Below is the piece that I submitted to The Chronicle of Higher Education about the research/teaching conundrum for science graduate students and new PhDs. The Chronicle rejected my submission, so I decided to share it here. I think the academics in my readership may enjoy it, and I want to share my story with other science PhDs who may stumble across it via Google. If my academic woes do not interest you, feel free to skip this one!
I have been working as a postdoctoral researcher in a lab at the Texas A & M Health Science Center for more than two years. Earlier this year, my postdoctoral advisor and I submitted two grants, one of which is a fellowship application. The fellowship, a Ruth L. Kirschstein National Research Service Award (NRSA) funded by the National Institutes of Health (NIH), asks the applicant to write about her future career plans, so I wrote about how I would like to teach science at a small liberal arts college. The application also requires a training plan. In my training plan, I included several items that would give me more training to become a teaching faculty member who maintains a small research program.
As I wrote my application, I felt almost rebellious. Here I was, applying for research funding from the NIH and confessing that what I really want to do is teach. I have always wanted to teach. It is the reason I earned a PhD. As an undergraduate, I was nurtured in a college that believed in undergraduate research. My professors had dual passions for teaching and research, and they taught me to believe I could do both. As a graduate student and postdoc, I have enjoyed the luxury of few obligations outside of my research projects. Now, as a third-year postdoc, I find myself longing for the balance in my academic life that would allow me to enjoy the challenge of sharing science with others while pursuing my research interests.
NIH states that the goal of the postdoctoral NRSA is to “provide support to promising postdoctoral applicants who have the potential to become productive and successful independent research investigators” (http://grants1.nih.gov/grants/guide/pa-files/PA-11-113.html). Nowhere does the NIH say that these applicants cannot aspire to teach in liberal arts colleges, but I suspect that applicants with dreams of teaching are not the ideal target for NRSA funding. It is hard for me to gauge if my career aspirations fit with NIH’s mission. From the time academic scientists enter graduate school, the emphasis is on research: data, papers, grant applications. Unlike other disciplines, we spend little time teaching and even less time talking about pedagogy and how one teaches science. I have been very fortunate in that both my graduate and postdoctoral advisors are talented scientists and gifted mentors; neither of them shied away from training me even though I made it clear at the outset that I planned to pursue a teaching position in the future.

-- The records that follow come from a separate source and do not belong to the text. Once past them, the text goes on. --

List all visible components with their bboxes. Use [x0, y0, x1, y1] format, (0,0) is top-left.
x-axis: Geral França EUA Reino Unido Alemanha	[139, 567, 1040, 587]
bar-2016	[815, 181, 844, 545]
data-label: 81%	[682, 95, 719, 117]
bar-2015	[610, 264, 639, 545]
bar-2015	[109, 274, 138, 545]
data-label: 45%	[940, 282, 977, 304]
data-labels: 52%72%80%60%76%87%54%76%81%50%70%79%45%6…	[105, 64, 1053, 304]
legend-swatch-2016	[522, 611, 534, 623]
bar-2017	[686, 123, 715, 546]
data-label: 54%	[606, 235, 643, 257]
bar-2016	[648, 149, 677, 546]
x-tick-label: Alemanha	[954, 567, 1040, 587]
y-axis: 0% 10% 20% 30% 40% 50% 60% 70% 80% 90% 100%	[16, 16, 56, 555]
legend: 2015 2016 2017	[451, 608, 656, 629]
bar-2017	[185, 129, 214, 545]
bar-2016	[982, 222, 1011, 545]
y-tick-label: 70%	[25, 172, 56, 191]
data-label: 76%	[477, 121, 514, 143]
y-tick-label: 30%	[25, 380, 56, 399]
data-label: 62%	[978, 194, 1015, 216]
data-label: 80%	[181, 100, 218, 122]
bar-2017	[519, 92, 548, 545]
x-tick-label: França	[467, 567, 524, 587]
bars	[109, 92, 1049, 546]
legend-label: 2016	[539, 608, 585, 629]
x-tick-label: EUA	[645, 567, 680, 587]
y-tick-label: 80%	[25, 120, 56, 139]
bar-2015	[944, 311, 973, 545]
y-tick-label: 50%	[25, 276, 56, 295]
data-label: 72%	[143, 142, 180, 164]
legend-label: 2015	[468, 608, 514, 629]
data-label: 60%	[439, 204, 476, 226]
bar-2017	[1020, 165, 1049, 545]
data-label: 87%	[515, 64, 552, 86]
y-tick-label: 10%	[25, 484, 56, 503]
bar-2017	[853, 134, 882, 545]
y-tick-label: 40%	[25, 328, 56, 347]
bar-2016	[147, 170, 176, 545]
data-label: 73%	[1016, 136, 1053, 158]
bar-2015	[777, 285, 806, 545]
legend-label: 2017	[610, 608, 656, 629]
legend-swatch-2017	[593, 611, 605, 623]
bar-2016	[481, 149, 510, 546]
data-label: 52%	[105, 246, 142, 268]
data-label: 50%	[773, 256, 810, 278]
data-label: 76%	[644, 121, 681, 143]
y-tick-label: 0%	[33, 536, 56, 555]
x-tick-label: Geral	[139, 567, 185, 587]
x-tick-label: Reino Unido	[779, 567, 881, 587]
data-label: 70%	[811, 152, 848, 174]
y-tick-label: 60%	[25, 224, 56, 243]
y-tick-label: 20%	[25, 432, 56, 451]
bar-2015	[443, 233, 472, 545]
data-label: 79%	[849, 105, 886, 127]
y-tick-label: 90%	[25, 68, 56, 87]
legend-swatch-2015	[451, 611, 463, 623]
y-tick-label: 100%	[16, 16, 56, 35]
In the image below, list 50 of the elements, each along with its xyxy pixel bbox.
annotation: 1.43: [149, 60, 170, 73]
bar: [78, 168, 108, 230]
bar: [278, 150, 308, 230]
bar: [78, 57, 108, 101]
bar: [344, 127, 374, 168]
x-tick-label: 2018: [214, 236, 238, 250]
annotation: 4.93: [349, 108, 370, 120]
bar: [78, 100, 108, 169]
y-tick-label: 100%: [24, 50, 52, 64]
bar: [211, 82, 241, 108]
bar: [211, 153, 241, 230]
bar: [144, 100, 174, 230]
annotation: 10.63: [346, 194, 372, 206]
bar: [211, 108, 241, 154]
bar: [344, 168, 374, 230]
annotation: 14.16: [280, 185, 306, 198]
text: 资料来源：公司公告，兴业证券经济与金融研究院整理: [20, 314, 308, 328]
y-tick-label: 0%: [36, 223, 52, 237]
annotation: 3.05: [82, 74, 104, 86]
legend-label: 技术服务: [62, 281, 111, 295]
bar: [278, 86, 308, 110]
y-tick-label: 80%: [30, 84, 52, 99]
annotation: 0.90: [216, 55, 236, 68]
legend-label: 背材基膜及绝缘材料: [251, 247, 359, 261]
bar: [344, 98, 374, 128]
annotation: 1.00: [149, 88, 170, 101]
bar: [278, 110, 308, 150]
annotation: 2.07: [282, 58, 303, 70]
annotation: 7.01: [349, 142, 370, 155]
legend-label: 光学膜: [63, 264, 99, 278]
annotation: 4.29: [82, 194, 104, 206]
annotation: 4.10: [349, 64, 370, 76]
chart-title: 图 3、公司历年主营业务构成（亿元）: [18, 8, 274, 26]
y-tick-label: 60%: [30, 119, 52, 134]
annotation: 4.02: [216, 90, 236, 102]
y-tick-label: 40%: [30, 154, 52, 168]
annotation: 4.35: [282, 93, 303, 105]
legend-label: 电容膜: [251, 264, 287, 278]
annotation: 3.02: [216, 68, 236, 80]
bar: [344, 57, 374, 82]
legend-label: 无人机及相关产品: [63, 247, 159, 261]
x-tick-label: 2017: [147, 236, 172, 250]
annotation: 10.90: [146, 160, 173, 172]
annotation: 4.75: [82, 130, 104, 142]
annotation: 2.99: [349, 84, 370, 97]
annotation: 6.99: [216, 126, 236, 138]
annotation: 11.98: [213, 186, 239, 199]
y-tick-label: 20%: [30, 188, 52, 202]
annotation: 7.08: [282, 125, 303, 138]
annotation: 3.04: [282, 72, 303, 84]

The labor structure of academic science is a pyramid scheme. At the tip of the pyramid is the primary investigator (PI), the guy with his name on the lab. Below that are all the people who work in the lab: the postdocs, graduate students, lab managers, and technicians. The PI keeps grant money flowing into the lab and publications flowing out of the lab. The PI rarely does experiments, which means that most of the experimental labor, the bread and butter of science, is done by people who do not have their own labs and do not have tenure. In other words, it’s done by people to whom academic science has not made a long-term commitment. And many of these people want their own labs so they, too, can run a research program.
Here’s the thing: science can’t support all the people who would like their own labs. Unless the NIH’s budget continues to expand year after year, only a select few can be funded in new research faculty positions. NIH’s budget has not steadily expanded; it doubled in the 1990s and has remained, at best, stable since then. The doubling of the budget led to an influx of new independent investigators into the pool of grant competitors. To my mind, the problem is not that the NIH’s budget increased and the number of investigators increased. The real problem is that the pyramidal shape of the science labor market means that the number of people who now want to be independent investigators has increased exponentially. For example, if every PI has 4-5 people in her lab who want to be PIs themselves, then a doubling of the PI population means there are now 8-10 times as many people who want research faculty positions. That’s a lot of people who have dedicated their careers to science and who stand a slim chance of getting one of the coveted positions.
Of course, all is not lost for these academic scientists. Many of them will transition into careers in the public and private sectors, outside of the NIH. It can be very challenging for postdocs to find and secure these positions, but as long as scientists have transferrable skill sets and can obtain additional training in their new positions, other sectors can absorb NIH-trained scientists, thereby alleviating some of the pressure on NIH.
It is good for science to have many people who are working as academic scientists. If science needs a large labor pool, then the NIH needs to recognize the value in career paths other than that of the PI. Teaching is an undervalued yet critically important task for science. I see my students as being future scientists and medical practitioners. I also see my students making important scientific decisions, such as what to do about vaccines, food quality, pollution, and birth control, just to name a few hot topics. The more people who are scientifically literate, the better off we are as a nation. Science is not just for people who spend their days planning, performing, and analyzing experiments; it’s for everyone.
My hope is that when reviewers of my NRSA application read about my career goals, they will see that teaching is an essential part of the pipeline that produces scientists, and providing research training money for people who also want to teach is a valuable use of NIH’s resources. It is time that the NIH acknowledged that teaching and research do not need to be opposing missions.